STANDARD: Sie gelten als Wortführer der sogenannten Westachse, also der Bundesländer Salzburg, Tirol und Vorarlberg. Gibt es diese Achse wirklich, und welche Rolle spielt sie auf Bundesebene?

Platter: Wann immer der Begriff Westachse fällt, spürt man, dass in Wien der Blutdruck steigt. Ja, es gibt sie. Weil wir in unseren westlichen Bundesländern ganz andere Notwendigkeiten haben als in den östlichen.

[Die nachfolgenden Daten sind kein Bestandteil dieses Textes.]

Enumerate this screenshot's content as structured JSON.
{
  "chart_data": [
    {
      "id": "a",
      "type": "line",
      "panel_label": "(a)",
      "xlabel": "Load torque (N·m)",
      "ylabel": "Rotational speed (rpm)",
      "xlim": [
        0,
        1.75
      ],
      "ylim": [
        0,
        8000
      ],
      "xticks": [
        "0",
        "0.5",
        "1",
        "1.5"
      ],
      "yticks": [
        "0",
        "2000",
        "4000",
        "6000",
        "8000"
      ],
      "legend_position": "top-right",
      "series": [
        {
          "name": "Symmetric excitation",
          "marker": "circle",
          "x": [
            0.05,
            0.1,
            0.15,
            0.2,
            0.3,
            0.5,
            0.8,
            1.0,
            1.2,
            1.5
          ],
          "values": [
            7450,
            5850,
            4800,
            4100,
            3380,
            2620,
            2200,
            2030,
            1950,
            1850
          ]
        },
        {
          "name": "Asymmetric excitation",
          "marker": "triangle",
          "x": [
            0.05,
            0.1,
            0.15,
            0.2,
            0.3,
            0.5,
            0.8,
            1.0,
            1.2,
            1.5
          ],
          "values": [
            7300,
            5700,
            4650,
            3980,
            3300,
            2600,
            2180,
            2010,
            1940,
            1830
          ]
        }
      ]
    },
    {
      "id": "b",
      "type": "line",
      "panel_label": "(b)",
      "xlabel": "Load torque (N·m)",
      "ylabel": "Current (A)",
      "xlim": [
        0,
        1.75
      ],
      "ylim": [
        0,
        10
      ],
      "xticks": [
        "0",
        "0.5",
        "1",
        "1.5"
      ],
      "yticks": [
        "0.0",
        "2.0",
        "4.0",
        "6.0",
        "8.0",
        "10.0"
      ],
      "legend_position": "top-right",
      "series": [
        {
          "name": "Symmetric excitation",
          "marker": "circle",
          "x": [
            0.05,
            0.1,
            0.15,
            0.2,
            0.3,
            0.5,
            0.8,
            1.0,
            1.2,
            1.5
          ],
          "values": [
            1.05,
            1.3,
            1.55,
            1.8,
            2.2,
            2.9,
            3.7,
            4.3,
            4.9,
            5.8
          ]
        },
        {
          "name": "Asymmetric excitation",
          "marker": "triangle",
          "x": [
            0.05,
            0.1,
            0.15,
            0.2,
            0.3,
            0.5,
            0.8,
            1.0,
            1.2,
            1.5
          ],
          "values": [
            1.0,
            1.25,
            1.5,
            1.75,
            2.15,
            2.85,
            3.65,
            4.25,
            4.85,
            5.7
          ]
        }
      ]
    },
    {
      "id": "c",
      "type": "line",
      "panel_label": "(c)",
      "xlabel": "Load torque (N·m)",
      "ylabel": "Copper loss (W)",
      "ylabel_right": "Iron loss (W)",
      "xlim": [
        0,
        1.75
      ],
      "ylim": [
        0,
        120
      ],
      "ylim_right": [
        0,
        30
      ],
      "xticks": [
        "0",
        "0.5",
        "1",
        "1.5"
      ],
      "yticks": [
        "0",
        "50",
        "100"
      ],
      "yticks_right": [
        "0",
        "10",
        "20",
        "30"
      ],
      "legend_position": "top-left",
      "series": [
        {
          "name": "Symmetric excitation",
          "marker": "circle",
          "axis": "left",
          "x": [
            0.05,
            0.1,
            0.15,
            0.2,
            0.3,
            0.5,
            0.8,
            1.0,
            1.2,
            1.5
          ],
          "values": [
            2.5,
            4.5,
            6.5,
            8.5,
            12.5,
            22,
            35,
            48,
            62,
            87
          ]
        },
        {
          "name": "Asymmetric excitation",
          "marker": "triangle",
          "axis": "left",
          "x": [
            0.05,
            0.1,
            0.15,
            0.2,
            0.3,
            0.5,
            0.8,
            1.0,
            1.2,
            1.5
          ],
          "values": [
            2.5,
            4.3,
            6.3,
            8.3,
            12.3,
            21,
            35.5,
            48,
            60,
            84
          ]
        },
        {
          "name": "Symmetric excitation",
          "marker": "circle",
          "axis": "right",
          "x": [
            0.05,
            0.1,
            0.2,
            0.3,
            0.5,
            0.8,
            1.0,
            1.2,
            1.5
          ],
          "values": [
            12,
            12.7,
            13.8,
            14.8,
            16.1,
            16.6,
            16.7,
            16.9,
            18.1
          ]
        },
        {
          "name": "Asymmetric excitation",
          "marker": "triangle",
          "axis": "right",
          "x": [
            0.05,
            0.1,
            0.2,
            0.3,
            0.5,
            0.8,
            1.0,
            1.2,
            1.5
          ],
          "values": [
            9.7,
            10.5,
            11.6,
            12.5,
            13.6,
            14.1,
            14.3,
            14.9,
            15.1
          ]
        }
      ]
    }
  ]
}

Dass wir drei Landeshauptleute, die wir uns auch privat sehr gut verstehen, das eine oder andere einfordern, ist eben unser Job.

STANDARD: Man hat aber nicht unbedingt das Gefühl, dass Sie auch gehört werden. Das neue Standortentwicklungsgesetz wird von Experten etwa als Entmachtung der Länder gewertet.

Platter: Der größte Fehler in der Föderalismusdebatte ist, wenn man sich nur mit einem isolierten Thema auseinandersetzt. Ich war von Beginn an ein Befürworter, dass sich der Bund mit den Umweltverträglichkeitsprüfungen auseinandersetzt.

STANDARD: Sie haben kein Problem damit, wenn der Bund eigenmächtig Projekte priorisieren kann, die dann umgesetzt werden?

Platter: Das wird so sein wie bisher, dass man das auf Augenhöhe debattiert und gemeinsam die richtigen Beschlüsse fasst. Mir geht es bei der Föderalismusdebatte aber nicht nur um ein einzelnes Thema. Sobald etwa die Bildungsdirektionen eingerichtet sind, will ich, dass alles, was die Lehrer- und Liegenschaftsverwaltung betrifft, vom Bund in die Zuständigkeit der Länder wandert.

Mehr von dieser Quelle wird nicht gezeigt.